Cette journée était ensoleillée … et je commence à m’habituer … on arrive au refuge non gardé de Kongshelleren à 18h15. On s’installe et on commence à préparer le repas lorsque, vers 19h00, arrive Svein, un grand norvégien sympa. On l’invite à partager notre pitance et il nous raconte comment il voyage : 35 à 40 km par jour, à skis, sans peaux de phoques, un sac à dos d’environ 15 kg, une pelle et une couverture de survie pour se terrer dans un trou en cas de tempête.

Le lendemain, on se lève à 5h30 … Svein était déjà parti.

Et les journées se succèdent ainsi durant 9 jours pendant lesquels j’ai appris énormément, sur le pays, la nature, sur moi-même, sur les motivations du groupe, Thierry et Véronique, Jacques et Martine, Olivier et Anne, Bérangère et Emile, que je remercie 100 fois de m’avoir initié à ce type d’aventure. Bref … j’ai adoré !

J’y suis retourné, avec eux, en Norvège en 2006 et ensuite en Laponie.
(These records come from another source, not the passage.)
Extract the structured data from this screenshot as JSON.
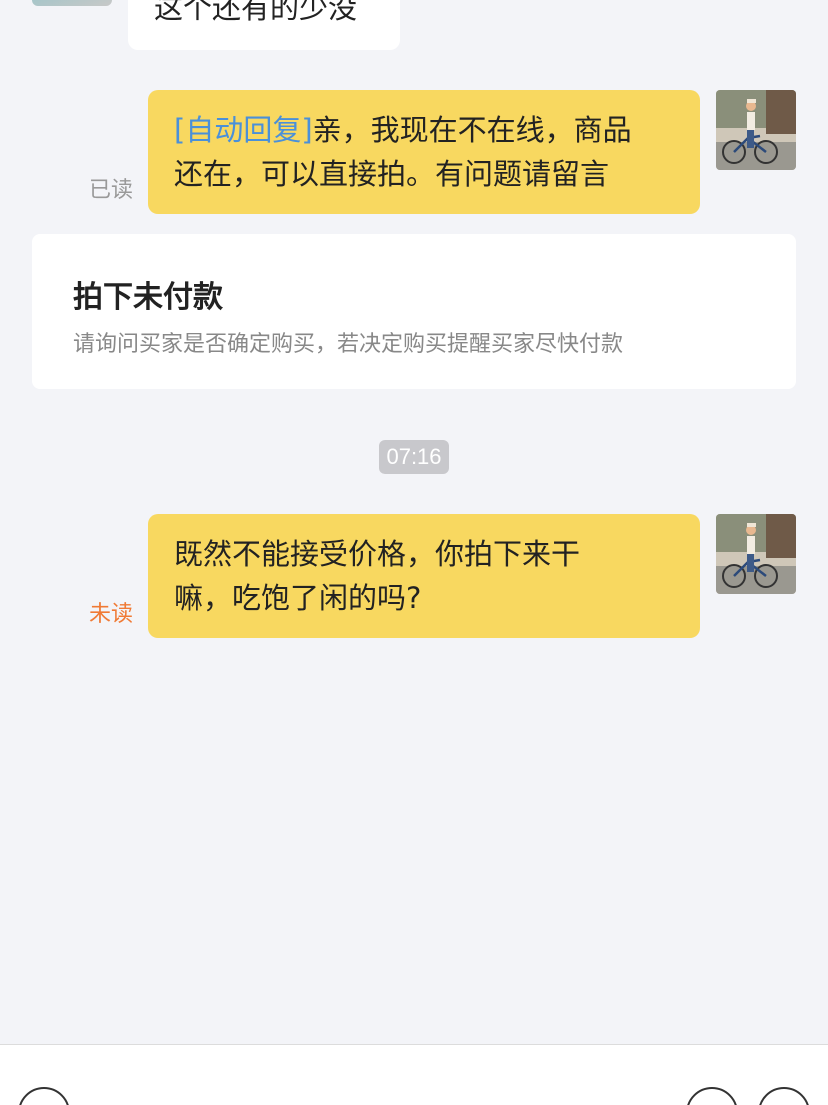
{
  "messages": {
    "incoming_partial": {
      "text": "这个还有的少没"
    },
    "auto_reply": {
      "tag": "[自动回复]",
      "line1_rest": "亲，我现在不在线，商品",
      "line2": "还在，可以直接拍。有问题请留言",
      "status": "已读"
    },
    "reply": {
      "line1": "既然不能接受价格，你拍下来干",
      "line2": "嘛，吃饱了闲的吗?",
      "status": "未读"
    }
  },
  "order_card": {
    "title": "拍下未付款",
    "subtitle": "请询问买家是否确定购买，若决定购买提醒买家尽快付款"
  },
  "timestamp": "07:16",
  "colors": {
    "bubble_out": "#f8d860",
    "auto_tag": "#4a90d9",
    "unread": "#f07a35",
    "read": "#999999"
  },
  "icons": {
    "voice": "voice-icon",
    "emoji": "emoji-icon",
    "add": "plus-icon"
  }
}
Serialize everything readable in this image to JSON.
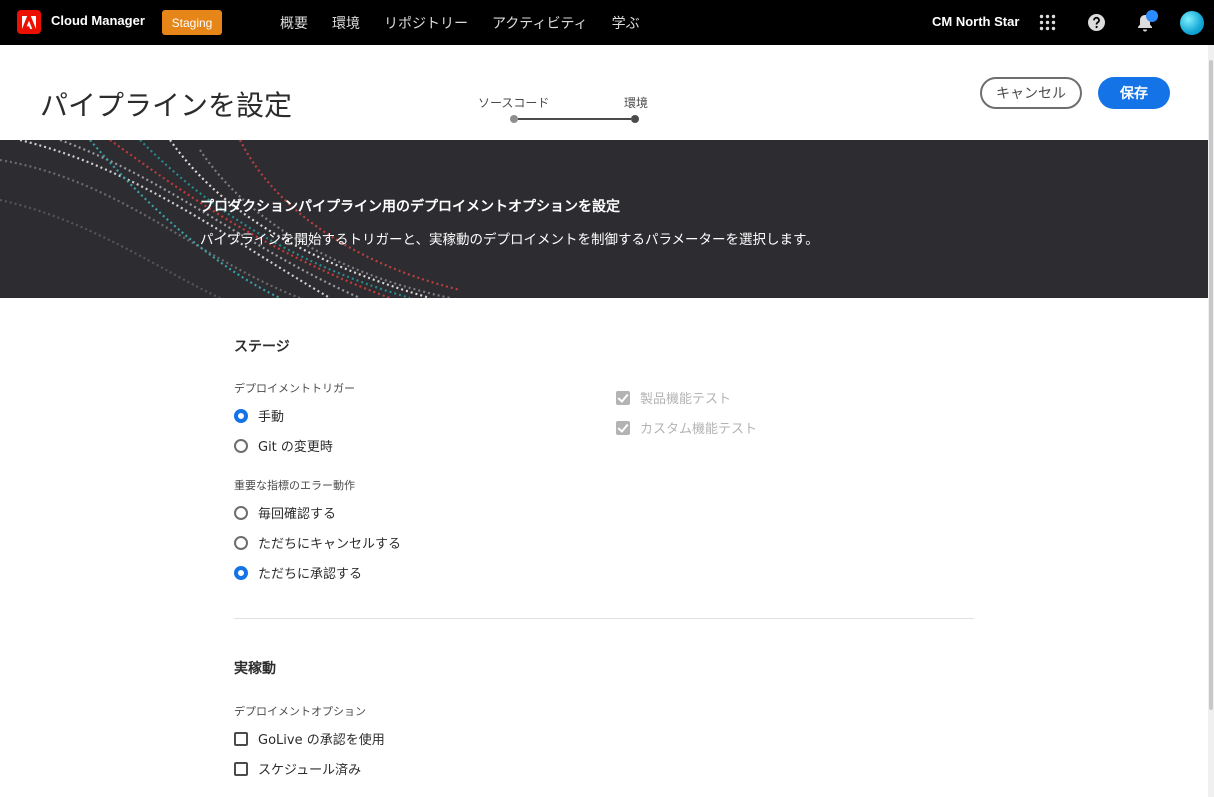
{
  "topnav": {
    "app_title": "Cloud Manager",
    "env_badge": "Staging",
    "links": [
      "概要",
      "環境",
      "リポジトリー",
      "アクティビティ",
      "学ぶ"
    ],
    "org_name": "CM North Star",
    "icons": [
      "adobe-logo-icon",
      "apps-grid-icon",
      "help-icon",
      "bell-icon",
      "avatar"
    ]
  },
  "header": {
    "title": "パイプラインを設定",
    "steps": [
      "ソースコード",
      "環境"
    ],
    "cancel_label": "キャンセル",
    "save_label": "保存"
  },
  "banner": {
    "title": "プロダクションパイプライン用のデプロイメントオプションを設定",
    "subtitle": "パイプラインを開始するトリガーと、実稼動のデプロイメントを制御するパラメーターを選択します。"
  },
  "stage": {
    "title": "ステージ",
    "trigger_label": "デプロイメントトリガー",
    "trigger_options": [
      {
        "label": "手動",
        "checked": true
      },
      {
        "label": "Git の変更時",
        "checked": false
      }
    ],
    "tests": [
      {
        "label": "製品機能テスト",
        "checked": true,
        "disabled": true
      },
      {
        "label": "カスタム機能テスト",
        "checked": true,
        "disabled": true
      }
    ],
    "error_label": "重要な指標のエラー動作",
    "error_options": [
      {
        "label": "毎回確認する",
        "checked": false
      },
      {
        "label": "ただちにキャンセルする",
        "checked": false
      },
      {
        "label": "ただちに承認する",
        "checked": true
      }
    ]
  },
  "production": {
    "title": "実稼動",
    "deploy_label": "デプロイメントオプション",
    "deploy_options": [
      {
        "label": "GoLive の承認を使用",
        "checked": false
      },
      {
        "label": "スケジュール済み",
        "checked": false
      }
    ]
  },
  "colors": {
    "accent": "#1473e6",
    "badge": "#e68619",
    "banner_bg": "#2d2c30",
    "adobe_red": "#eb1000"
  }
}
Par la suite, ayant pris goût au Grand Nord, j’ai voyagé en Russie, au Lac Baïkal, en Sibérie … jusqu’à Vladivostok et … jusqu’aux volcans du Kamtchatka … merci Nord Espaces !

Ce n’est que du bonheur … et il reste tant à découvrir !

Ils ont été merveilleux ces souvenirs…

Chantal TARDIF / Paris ( Au retour du voyage Images d’une Nature encore sauvage & Féeries boréales)

Bravo à l’équipe de Nord Espaces pour l’organisation impeccable de mon séjour en Norvège « clefs en main » . Le carnet de voyage détaillé fourni a été très utile. Bravo également pour le choix de l’hôtel XXX en Norvège : parfaitement situé dans des paysages de rêves ! Les hôtes (K & I) sont chaleureux, flexibles et généreux.

Pour les amateurs de photos, débutants ou confirmés, les conseils du photographe professionnel étaient précieux pour immortaliser nos plus beaux souvenirs.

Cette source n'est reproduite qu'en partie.